Революция… А ведь как мечталось о ней, как грезилось! Её ждали, как спасительного ливня в жестокую засуху. И, признаться, приближали, как могли, — каждый в меру своих сил.
Что же вышло? Что получили?
В очередном письме у Есенина вырвалось признание, что от ожидаемой так нетерпеливо революции «остались только хрен да редька».
Не исключено, что имели место и мрачные предчувствия…
Приехав, он сразу же попал в невыносимые условия. Прежде всего, навалился быт. У него не имелось квартиры и пришлось поселиться у Мариенгофа. Затем началось «кочевье» по случайным углам. И постоянные компании, попойки, драки. Однажды собутыльники выбросили Есенина из окна. К счастью, квартира находилась на втором этаже… В таком состоянии вечного похмелья поэт женился на внучке Льва Толстого, затем состоялось знакомство с актрисой Августой Миклашевской. И по-прежнему существовало тихое прибежище для измученной души поэта в тихой комнатке Галины Бениславской.
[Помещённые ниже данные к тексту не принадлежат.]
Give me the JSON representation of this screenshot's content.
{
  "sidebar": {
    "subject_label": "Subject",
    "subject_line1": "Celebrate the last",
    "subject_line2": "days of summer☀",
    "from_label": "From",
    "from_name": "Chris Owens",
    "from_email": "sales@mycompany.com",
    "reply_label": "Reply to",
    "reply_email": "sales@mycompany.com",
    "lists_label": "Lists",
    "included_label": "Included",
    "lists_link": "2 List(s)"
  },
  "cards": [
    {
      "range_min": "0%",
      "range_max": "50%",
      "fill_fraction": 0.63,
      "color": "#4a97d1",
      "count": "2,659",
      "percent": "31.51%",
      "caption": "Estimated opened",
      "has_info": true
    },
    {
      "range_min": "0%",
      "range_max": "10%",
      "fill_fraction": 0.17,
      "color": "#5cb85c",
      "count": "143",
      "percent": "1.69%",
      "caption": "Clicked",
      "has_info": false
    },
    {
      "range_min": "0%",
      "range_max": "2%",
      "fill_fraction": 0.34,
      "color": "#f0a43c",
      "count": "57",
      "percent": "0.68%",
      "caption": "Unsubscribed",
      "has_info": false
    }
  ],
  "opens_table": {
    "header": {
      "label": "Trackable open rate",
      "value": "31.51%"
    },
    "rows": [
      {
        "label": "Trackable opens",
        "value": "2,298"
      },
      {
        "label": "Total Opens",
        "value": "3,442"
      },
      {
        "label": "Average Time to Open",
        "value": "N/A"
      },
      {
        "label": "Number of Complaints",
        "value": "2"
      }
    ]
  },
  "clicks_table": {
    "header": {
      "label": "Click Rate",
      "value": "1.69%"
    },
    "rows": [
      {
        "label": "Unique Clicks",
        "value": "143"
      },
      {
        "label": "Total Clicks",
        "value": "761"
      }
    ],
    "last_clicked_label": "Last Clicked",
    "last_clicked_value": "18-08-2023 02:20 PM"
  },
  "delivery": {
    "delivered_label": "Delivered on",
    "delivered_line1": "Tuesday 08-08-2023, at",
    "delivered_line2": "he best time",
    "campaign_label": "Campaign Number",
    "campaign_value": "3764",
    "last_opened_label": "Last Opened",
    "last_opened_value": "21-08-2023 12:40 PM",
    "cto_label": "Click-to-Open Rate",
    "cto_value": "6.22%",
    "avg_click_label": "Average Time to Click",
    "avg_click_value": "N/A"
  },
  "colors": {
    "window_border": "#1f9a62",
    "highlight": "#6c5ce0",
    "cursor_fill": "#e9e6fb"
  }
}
Возвращение Есенина совпало с тревожными днями. Стояла ранняя осень. Глухо поговаривали, что Ленин совсем плох, безнадёжен. В Москву зачастили самые выдающиеся клиницисты из Берлина. Это был нехороший признак. Поползли даже слухи, что Вождь сошёл с ума… «Наверху», в Кремле, нарастало ожесточение борьбы за власть. После смерти Ленина что-то обязательно изменится. «Кремлёвское гетто» тревожно замирало. Хозяева-завоеватели по-прежнему не ощущали под ногами твёрдой почвы.
О, эта боязнь «национального ножа возмездия» постоянно преследовала нахрапистых захватчиков!
Постоянно паникуя, они принимали карательные меры. Общеизвестно, что террор выдаёт испуганность властей.